About The Wealth of Nations

Adam Smith published An Inquiry into the Nature and Causes of the Wealth of Nations in 1776. The book did not invent economics, but it gave the discipline its structure, its central questions, and many of its enduring answers.

Smith begins with the division of labor: a pin factory in which ten workers, each performing a specialized operation, produce thousands of pins per day, while a single worker making pins from start to finish could hardly manage one. From this observation Smith derives the central mechanism of economic growth. Specialization increases productivity, productivity generates surplus, surplus enables trade, and trade extends the market that makes further specialization possible.

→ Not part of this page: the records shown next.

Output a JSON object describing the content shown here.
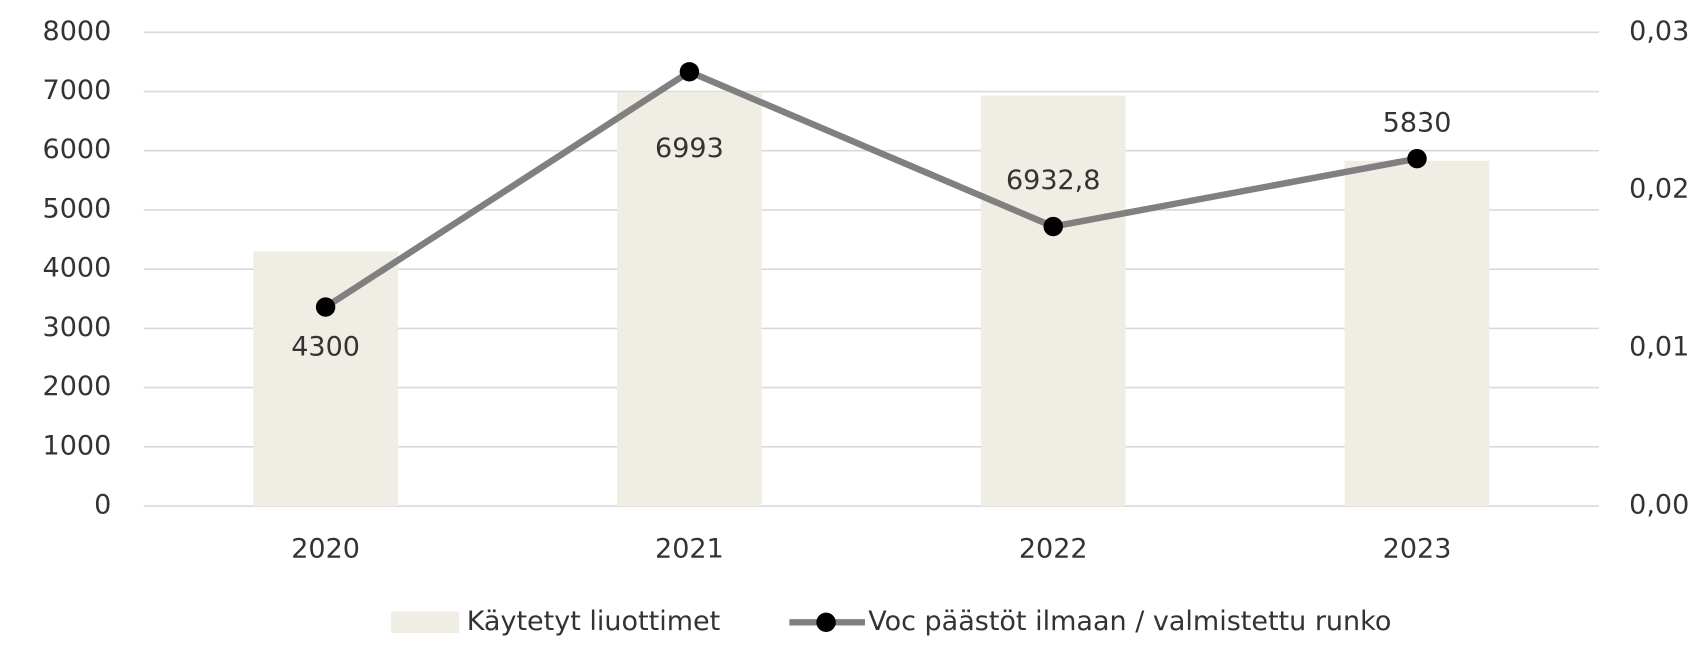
{
  "chart_data": {
    "type": "bar",
    "categories": [
      "2020",
      "2021",
      "2022",
      "2023"
    ],
    "series": [
      {
        "name": "Käytetyt liuottimet",
        "type": "bar",
        "color": "#efede4",
        "values": [
          4300,
          6993,
          6932.8,
          5830
        ],
        "value_labels": [
          "4300",
          "6993",
          "6932,8",
          "5830"
        ]
      },
      {
        "name": "Voc päästöt ilmaan / valmistettu runko",
        "type": "line",
        "axis": "y2",
        "color": "#808080",
        "marker_color": "#000000",
        "values": [
          0.0126,
          0.0275,
          0.0177,
          0.022
        ]
      }
    ],
    "ylim": [
      0,
      8000
    ],
    "yticks": [
      0,
      1000,
      2000,
      3000,
      4000,
      5000,
      6000,
      7000,
      8000
    ],
    "y2lim": [
      0,
      0.03
    ],
    "y2ticks": [
      {
        "value": 0,
        "label": "0,00"
      },
      {
        "value": 0.01,
        "label": "0,01"
      },
      {
        "value": 0.02,
        "label": "0,02"
      },
      {
        "value": 0.03,
        "label": "0,03"
      }
    ],
    "grid": true,
    "legend": "bottom"
  }
}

The theory of value follows. Smith distinguishes use-value from exchange-value and traces the "natural price" of a commodity to the wages, profit, and rent required to bring it to market. He attacks mercantilism and its obsession with hoarding gold, arguing that the wealth of a nation consists not in precious metals but in the annual produce of its land and labor.

The most famous passage is the least understood. The "invisible hand" appears exactly once. It describes how individual self-interest, channeled through competitive markets, can produce outcomes beneficial to society without anyone intending them. Smith never claimed that markets are self-correcting in all circumstances, and the five books of the Wealth of Nations contain extensive discussions of cases where they are not.